Her generous spirit made her that way, willing to take in us stray kids, too young for bars but too old to hang out in parks without getting busted. She loved us and we called her Mama Jill. She lived a little rough, loved her drink and her smokes, but man, that heart of hers. It was miles wide.
Until you crossed her and then she would turn into a wild cat. Some of the fights she and Joe had became legend. Like the time she threw all the clothes from his underwear drawer out on the lawn to mingle with the leftover carne asada she chucked out there too.
It did not ever occur to me that she was not too much older than I until recently. I met her at 18, right before Tim and I got together. Her sons are my age, she had her oldest in her early teens. Jay and Brett are some of the best men I know, solid and steady. Then she had Stevie later, her little girl, her baby.

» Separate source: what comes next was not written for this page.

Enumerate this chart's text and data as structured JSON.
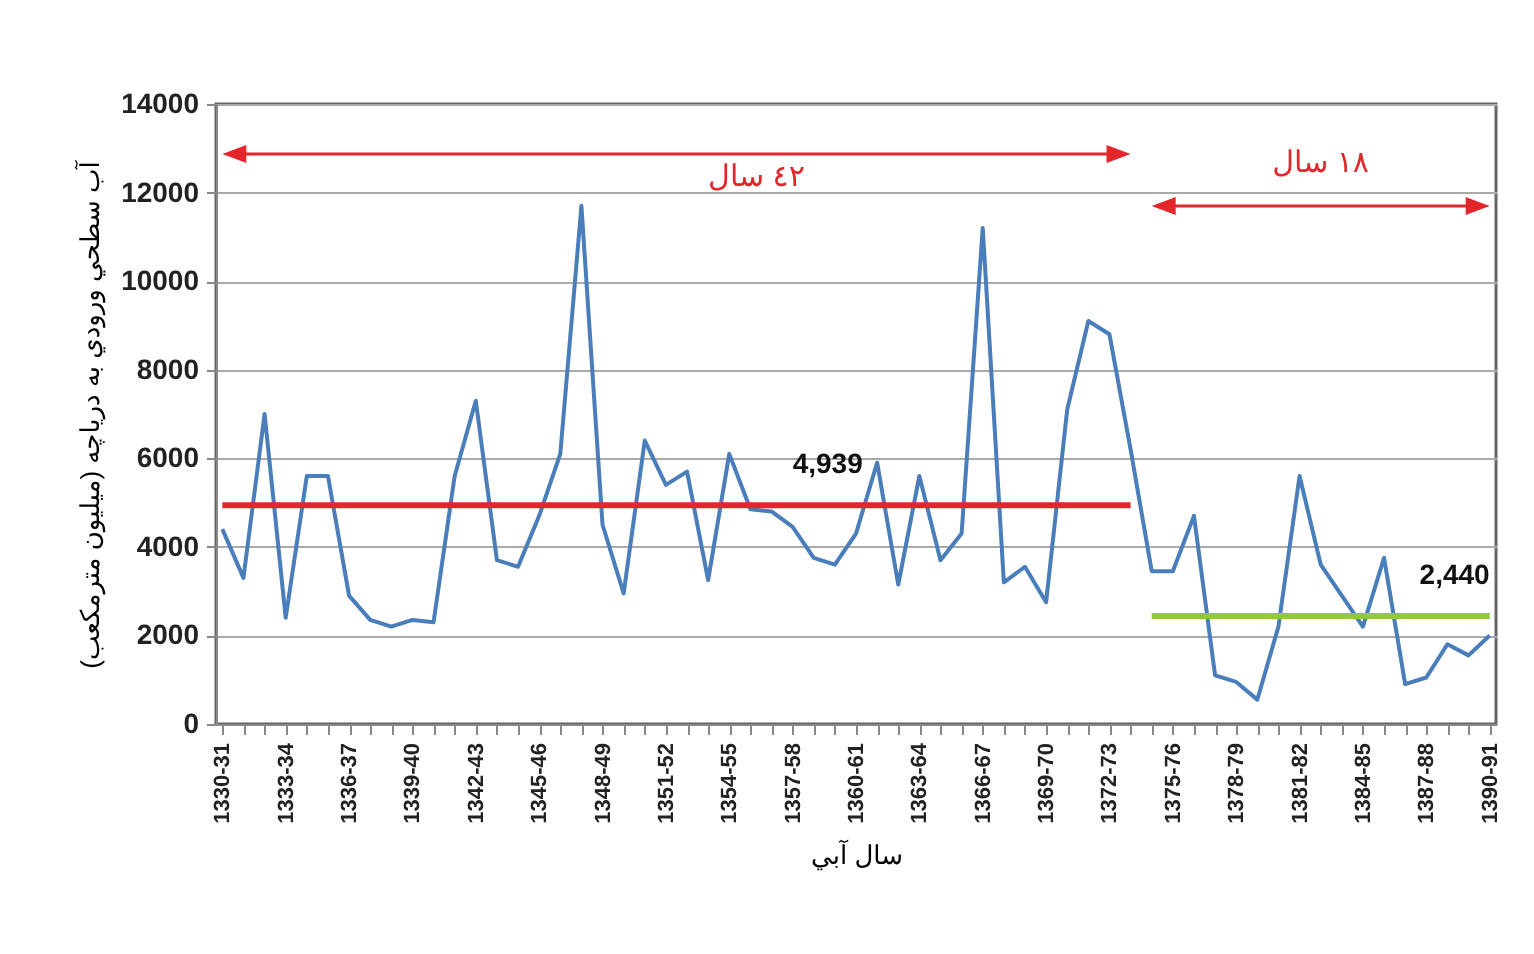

She received the Stage IV breast cancer diagnosis in November. It was a total shock to everyone. Dizzy spells sent her into the hospital and she came home shortly after and chose hospice. I had an afternoon with her about two months ago...Tim entertained the boys with her horses and pig and giant back yard while she told me about pain and sores and pharmacists worried about her morphine intake lest she become addicted. She was glad to be at home, glad for the nurses and doctors that came to her, laughed a little at the make shift panic button her husband and boys had installed in all areas of the house. But it sucked, you know. We talked about that too. How much it sucks to be in so much pain, to have to say goodbye to your children and your husband...how much it just plain sucked. And then we laughed as she described the memorial she was planning for herself down to every detail.
Saturday there was a huge tent, a taco truck, her favorite rock band, a beautiful cake, kegs and a full bar. Because that is how that woman rolled. She ordered the family to talk about her for a little bit, then leave it and get drunk. And have some fun. It might have felt like a wedding except for the black table clothes and the frequent tears. It was hard, it was hardest when I thought about her as a Mama...when I hugged Stevie and felt that loss flow over me. But we were all there, those kids that we had been now morphed into spouses and parents and we talked about those days, when we had nowhere to go and Mama Jill took us in. She was and is one the greatest examples of a Mama.
Wild and funny and strong and stubborn and fearless and brash and loving and good. Oh, so good.
Miss you, Mama Jill. We love you very very much.